I think Mystal's hypothesis (and to be clear, these accounts are not mutually exclusive) also dovetails with a related explanation: the distinction between those who think things can't get meaningfully worse and those who believe they can get much worse. One argument I've seen from some Sanders supporters is basically a claim of "why not try it?" They think things are so screwed up that even if Sanders represents a dice roll it's worthwhile. While sometimes this is framed as them understanding the "real stakes" of this election, to some extent this outlook is based on minimizing the stakes -- not between Sanders and Trump, but between Trump and anyone-not-Sanders. The differences between Trump and all other candidates are collapsed into being two species of very bad (to borrow from a great movie review, one outcome may be materially better than the other, but "only in the same way that dying from natural causes is preferable to crucifixion").

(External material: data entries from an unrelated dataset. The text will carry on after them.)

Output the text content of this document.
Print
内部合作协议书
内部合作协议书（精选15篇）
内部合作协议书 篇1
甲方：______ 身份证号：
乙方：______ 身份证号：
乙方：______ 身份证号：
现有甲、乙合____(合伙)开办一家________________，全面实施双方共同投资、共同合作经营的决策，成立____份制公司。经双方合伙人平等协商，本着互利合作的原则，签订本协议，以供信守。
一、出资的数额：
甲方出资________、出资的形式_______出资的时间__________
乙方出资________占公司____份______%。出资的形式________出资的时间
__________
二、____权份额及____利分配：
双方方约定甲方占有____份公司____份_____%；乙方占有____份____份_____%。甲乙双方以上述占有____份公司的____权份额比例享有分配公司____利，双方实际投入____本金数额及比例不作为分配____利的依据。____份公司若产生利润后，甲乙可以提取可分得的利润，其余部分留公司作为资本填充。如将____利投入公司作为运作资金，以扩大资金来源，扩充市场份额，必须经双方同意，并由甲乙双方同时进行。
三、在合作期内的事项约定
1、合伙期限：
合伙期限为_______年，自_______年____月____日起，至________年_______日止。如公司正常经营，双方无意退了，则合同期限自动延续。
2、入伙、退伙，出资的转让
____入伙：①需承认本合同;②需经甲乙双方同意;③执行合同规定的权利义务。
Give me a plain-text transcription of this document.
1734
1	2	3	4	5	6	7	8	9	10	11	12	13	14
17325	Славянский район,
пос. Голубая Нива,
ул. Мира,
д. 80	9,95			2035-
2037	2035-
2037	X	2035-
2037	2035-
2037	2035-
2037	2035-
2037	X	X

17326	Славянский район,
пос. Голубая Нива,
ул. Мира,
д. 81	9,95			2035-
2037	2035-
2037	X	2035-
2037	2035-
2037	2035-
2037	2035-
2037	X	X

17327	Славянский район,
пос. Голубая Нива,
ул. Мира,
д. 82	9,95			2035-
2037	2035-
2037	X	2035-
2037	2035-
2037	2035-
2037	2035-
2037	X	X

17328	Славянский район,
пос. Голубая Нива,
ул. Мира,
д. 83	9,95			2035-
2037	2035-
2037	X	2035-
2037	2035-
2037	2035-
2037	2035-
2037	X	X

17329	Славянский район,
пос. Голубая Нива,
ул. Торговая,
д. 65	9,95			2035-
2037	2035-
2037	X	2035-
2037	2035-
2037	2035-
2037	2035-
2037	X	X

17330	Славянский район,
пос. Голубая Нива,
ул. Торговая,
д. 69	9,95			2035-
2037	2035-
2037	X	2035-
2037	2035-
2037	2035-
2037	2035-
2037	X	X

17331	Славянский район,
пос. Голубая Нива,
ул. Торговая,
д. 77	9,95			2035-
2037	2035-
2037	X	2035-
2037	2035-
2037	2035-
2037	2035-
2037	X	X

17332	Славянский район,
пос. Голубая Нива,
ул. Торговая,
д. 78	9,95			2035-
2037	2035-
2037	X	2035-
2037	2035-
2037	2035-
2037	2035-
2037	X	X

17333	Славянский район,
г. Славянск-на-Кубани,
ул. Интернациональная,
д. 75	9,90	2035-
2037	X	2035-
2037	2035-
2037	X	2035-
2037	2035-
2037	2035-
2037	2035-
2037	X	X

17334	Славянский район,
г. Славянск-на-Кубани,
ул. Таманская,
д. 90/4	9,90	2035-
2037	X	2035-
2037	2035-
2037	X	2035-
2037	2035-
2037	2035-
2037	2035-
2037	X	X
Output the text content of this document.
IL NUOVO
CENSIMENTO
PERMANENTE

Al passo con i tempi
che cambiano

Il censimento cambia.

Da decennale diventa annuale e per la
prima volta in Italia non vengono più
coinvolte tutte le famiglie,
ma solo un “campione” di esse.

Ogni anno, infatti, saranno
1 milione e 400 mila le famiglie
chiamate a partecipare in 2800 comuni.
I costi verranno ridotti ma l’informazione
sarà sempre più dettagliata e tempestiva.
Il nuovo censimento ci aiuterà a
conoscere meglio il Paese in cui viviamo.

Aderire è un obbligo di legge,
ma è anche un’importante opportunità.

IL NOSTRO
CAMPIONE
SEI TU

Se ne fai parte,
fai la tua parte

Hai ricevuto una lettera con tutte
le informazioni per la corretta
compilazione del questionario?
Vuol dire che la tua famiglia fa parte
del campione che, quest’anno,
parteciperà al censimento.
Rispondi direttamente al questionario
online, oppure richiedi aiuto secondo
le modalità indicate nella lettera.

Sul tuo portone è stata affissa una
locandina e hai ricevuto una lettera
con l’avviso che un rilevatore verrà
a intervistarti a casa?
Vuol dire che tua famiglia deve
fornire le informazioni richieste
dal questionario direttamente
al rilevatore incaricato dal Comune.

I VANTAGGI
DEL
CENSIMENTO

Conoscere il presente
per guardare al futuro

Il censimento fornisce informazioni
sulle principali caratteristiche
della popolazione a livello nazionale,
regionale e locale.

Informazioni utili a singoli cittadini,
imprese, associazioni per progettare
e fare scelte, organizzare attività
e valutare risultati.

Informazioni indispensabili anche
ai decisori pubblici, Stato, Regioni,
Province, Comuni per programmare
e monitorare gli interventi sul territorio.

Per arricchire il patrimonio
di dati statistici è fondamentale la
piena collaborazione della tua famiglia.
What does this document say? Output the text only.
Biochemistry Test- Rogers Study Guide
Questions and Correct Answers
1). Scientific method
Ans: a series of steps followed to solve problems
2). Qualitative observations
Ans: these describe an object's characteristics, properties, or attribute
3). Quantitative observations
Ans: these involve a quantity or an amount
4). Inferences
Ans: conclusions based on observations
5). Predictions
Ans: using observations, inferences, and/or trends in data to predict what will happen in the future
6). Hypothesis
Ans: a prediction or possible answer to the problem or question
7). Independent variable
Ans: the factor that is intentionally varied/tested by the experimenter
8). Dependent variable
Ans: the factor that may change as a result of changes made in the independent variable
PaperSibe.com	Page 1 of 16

To that, some people -- and again, I can imagine those who've lived through Jim Crow being more prone to this sort of view -- would say you have no idea how bad things can get. The difference between Trump winning and losing -- to any Democrat -- are massive. The degree to which four more years of Trump would intensify human misery among the most vulnerable among us is almost impossible to imagine unless you've lived through something approximating it.
This connects to two different "lessons" I think left-of-center persons could draw from the 2016 election. One lesson is that moderation and safe choices don't win elections, so why not go big? What 2016 discredited was establishment liberalism and its conventional wisdom. Another lesson, though, is that anyone who acts as if there isn't a huge gap between the absolute worst and most compromised Democrat and a Republican is not facing reality. What 2016 discredited was anyone who thinks that the differences between the parties are scant enough so that it ultimately doesn't really matter if Donald Trump is put into office as against establishment alternatives.
It's the difference, ultimately, between people who genuinely feel as if they have nothing to lose, versus people who feel like they know exactly how terrible things could get if they do lose. Different outlooks, and I'm not saying one is better than the other. And of course, there are plenty of supporters of both campaigns that do so for reasons that have nothing to do with this logic -- for example, they think Sanders is the safer pick against Trump (I've found this somewhat persuasive myself, actually!). But I think something like this debate is probably part of what's distinguishing at least some Biden versus Bernie backers.